My specimen has four leaves which rise erect from the crown and then curve over in a very pronounced fashion. The entire foliage has a shiny leathery appearance. Its growth structure is typical of the species though the largest in habitat have nine or ten leaves up to a metre in length. The middle pinnae on my plant are 37.5c m long and 15 to 20mm broad. The name "platyrachis" refers to the broad rachis but it may be said that the pinnae are also noticeably broader than any other parazamia. As far as I know not a great deal has been written to describe its habitat adequately but as a help in cultivation it is good to know something of its habitat and associated plants.
Figure 2. M. platyrachis in habitat, Blackdown Table lands NP in July this year.
Habitat and Distribution:
Macrozamia platyrachis is the most northerly known of the
Section Parazamia with by far the largest colony to be found on the
Blackdown Tablelands. It is a hilly area with steep escarpments and
generally rises from 500 metres to nearly 1000 metres and is located
west of Rockhampton and slightly south of the township of Dingo. The
tableland is a likely future tourist area and was declared a national
park in 1982. Most of it is open eucalypt country while on its eastern
side the escarpments have a few lovely waterfalls and streams cascading
to cool gorges, the best known being Rainbow Falls and Stony Creek
Falls. The soils of the area are mostly deep sandy loam, well suited
for eucalypts, two worth a mention being the Yellow Stringy Bark and
the Blackdown Stringy Bark. The palm
Livistona fulva, endemic to this locality,
is predominant. To add colour to a very picturesque place there are
acacias and Pultenea. In another section to the east, and down near the
creeks, the Melaleuca linariifolia and a fine form of Banksia spinulosa
hold sway. It is however on the western side of the plateau, among huge
outcrops of sandstone boulders, that the best colonies of
Macrozamia platyrachis are found growing among communities of
the eucalypt known as Yellow Jacket and Grevillea longistylis. On the
sandstone boulders, the lovely Silver Elkhorn Platycerium veitchii, and
the Rock Fern Drynaria rigidula can be found.

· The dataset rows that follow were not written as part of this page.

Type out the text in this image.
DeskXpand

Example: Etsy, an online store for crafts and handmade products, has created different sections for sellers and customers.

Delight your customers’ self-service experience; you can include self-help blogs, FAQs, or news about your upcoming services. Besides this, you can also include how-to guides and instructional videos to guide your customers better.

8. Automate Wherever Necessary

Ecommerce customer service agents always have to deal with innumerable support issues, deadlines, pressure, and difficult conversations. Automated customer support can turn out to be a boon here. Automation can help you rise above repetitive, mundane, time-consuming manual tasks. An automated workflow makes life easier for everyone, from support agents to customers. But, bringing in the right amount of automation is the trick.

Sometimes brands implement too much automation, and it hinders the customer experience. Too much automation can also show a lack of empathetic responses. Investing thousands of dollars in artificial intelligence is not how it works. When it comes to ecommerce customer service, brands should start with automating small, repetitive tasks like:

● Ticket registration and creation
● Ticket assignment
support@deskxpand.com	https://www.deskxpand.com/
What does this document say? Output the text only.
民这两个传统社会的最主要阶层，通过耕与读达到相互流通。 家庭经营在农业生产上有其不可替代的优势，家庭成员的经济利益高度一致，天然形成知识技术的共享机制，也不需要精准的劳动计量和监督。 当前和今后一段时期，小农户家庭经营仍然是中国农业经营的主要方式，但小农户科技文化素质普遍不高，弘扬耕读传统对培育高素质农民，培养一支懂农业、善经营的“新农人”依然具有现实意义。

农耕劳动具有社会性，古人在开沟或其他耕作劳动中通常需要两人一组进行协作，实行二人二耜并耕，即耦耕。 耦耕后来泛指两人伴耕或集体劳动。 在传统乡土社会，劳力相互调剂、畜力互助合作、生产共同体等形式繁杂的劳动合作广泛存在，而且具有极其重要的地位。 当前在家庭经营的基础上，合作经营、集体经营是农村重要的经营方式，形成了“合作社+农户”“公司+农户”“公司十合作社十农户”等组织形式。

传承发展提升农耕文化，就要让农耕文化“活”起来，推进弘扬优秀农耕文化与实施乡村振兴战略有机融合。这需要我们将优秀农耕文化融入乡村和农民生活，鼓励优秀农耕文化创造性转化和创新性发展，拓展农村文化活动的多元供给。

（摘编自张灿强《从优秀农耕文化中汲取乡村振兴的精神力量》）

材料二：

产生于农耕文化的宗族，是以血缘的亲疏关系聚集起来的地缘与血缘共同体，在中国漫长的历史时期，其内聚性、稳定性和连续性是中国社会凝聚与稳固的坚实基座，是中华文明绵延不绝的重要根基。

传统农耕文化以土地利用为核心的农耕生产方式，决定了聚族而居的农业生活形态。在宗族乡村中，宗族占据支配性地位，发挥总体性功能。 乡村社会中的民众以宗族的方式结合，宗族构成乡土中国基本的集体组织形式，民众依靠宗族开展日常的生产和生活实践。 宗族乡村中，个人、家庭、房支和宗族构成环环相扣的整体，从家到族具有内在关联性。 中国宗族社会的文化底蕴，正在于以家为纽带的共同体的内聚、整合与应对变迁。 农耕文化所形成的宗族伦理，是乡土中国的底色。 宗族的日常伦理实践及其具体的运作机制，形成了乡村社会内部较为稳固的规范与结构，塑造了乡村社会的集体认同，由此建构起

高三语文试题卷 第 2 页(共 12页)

The drive into the national park includes quite a distance of rough
unsealed road and this, together with the national park status and not
being really accessible to stock, all help in the conservation of the
species. Growing mature plants from seed takes a long time, so
enthusiasts wanting larger plants have generally been able to obtain
plants legitimately from the owners of farms bordering the plateau.
(Editors Note: "Some time ago I was given some plants of this species.
They were generally in a very poor condition and some had already died
while most had diseased or dead roots. They were in a sawdust based
potting mix with very poor air-filled porosity so I cleaned them up and
repotted them in a mix consisting mainly of pinebark. This mix has
given good results with many cycads but it was not entirely
satisfactory for Macrozamia platyrachis. After a year or so and
the loss of a few more plants I repotted them again into a mix composed
mainly of perlite and a small proportion of coir peat. They have now
begun to recover and good roots are visible through the drain holes of
the containers in which they are growing. It seems that perfect
drainage and a good supply of air to the roots is of utmost importance
in the cultivation of this species" . - Will Kraa.)
Len P. Butt. (Text from Palms&Cycads Apr-Jun 1994)
Scott Maclean (Figures 1&2)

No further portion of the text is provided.